Editor's note: This is the second article in a series on investing in China. The previous topic was How Not to Invest in China.
Put on your ear muffs. Thirty-five years ago, Warren Buffett mentioned that he felt like an oversexed guy in a brothel. Ear muffs off. Three and a half months ago, I felt like a kid left alone in a Toys 'R Us store after dark.
Granted, Buffett's track record over the last 35 years is greater than mine over the past few months, but triple-digit gains are undeniably "above average." In March, I was offering to pay people if they gave me money and I lost it. I guess that's how market-bottoming can affect you.

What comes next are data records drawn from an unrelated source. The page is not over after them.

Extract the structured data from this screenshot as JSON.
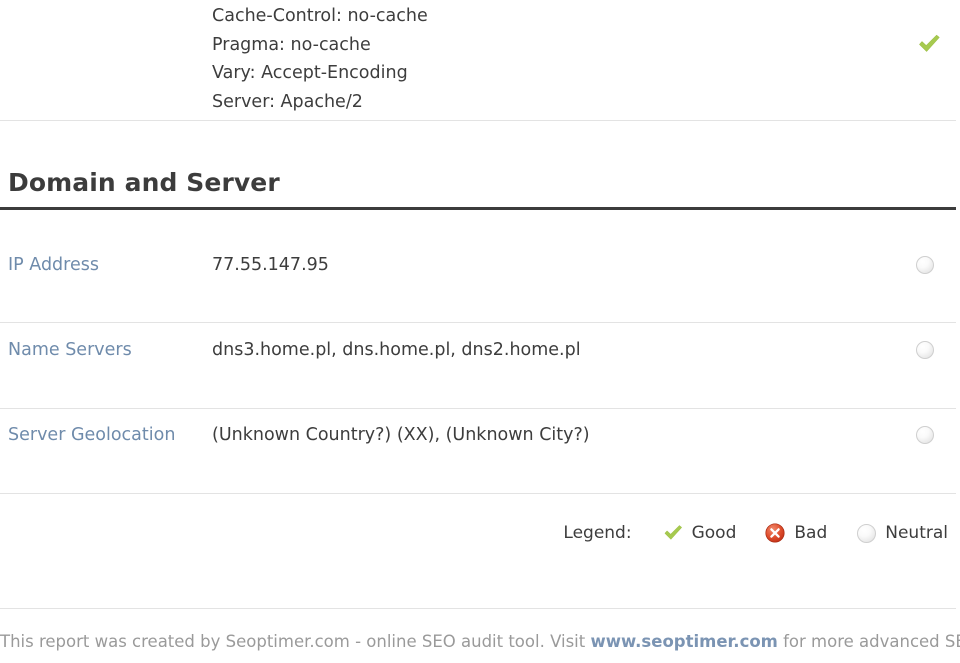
{
  "http_headers": {
    "lines": [
      "Cache-Control: no-cache",
      "Pragma: no-cache",
      "Vary: Accept-Encoding",
      "Server: Apache/2"
    ],
    "status": "good"
  },
  "section": {
    "heading": "Domain and Server",
    "rows": [
      {
        "label": "IP Address",
        "value": "77.55.147.95",
        "status": "neutral"
      },
      {
        "label": "Name Servers",
        "value": "dns3.home.pl, dns.home.pl, dns2.home.pl",
        "status": "neutral"
      },
      {
        "label": "Server Geolocation",
        "value": "(Unknown Country?) (XX), (Unknown City?)",
        "status": "neutral"
      }
    ]
  },
  "legend": {
    "title": "Legend:",
    "items": [
      {
        "icon": "check-icon",
        "label": "Good"
      },
      {
        "icon": "error-circle-icon",
        "label": "Bad"
      },
      {
        "icon": "neutral-circle-icon",
        "label": "Neutral"
      }
    ]
  },
  "footer": {
    "text_before": "This report was created by Seoptimer.com - online SEO audit tool. Visit",
    "link": "www.seoptimer.com",
    "text_after": "for more advanced SEO audits."
  },
  "colors": {
    "good": "#9ac martial",
    "good_check": "#a6ca4f",
    "bad": "#d9402a",
    "neutral": "#e6e6e6",
    "label": "#6f8bab",
    "value": "#3d3d3d",
    "heading": "#3c3c3c",
    "footer_text": "#9a9a9a",
    "footer_link": "#7b94b3"
  }
}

Now, I'm optimistically cautious. There are still a lot of things that could go wrong. There are multiple problems still floating in the air in Eastern Europe, not to mention the great potential for commercial mortgage-backed securities to crash the boards harder and longer than the subprimes. That said, I still can't control myself when I see opportunities that make me feel like I did when I opened my 12-year old Christmas present, a Tyco 6 wheeling remote-control car that I proceeded to drive up and down the hotel hallways to my parents' dismay and embarrassment.So here are four companies that bring out the kid in me again. 1. China Digital Communication Group (CHID) is irresistibly cheap, not to mention it just captured a veteran electronics CEO who founded a 3C electronic products manufacturing firm and grew it to hundreds of millions of dollars in revenue. China Digital, however, is trading at less than $10 million. Maybe I'm crazy, or maybe I just love electronics right now after the sector got crushed in price this last Christmas season.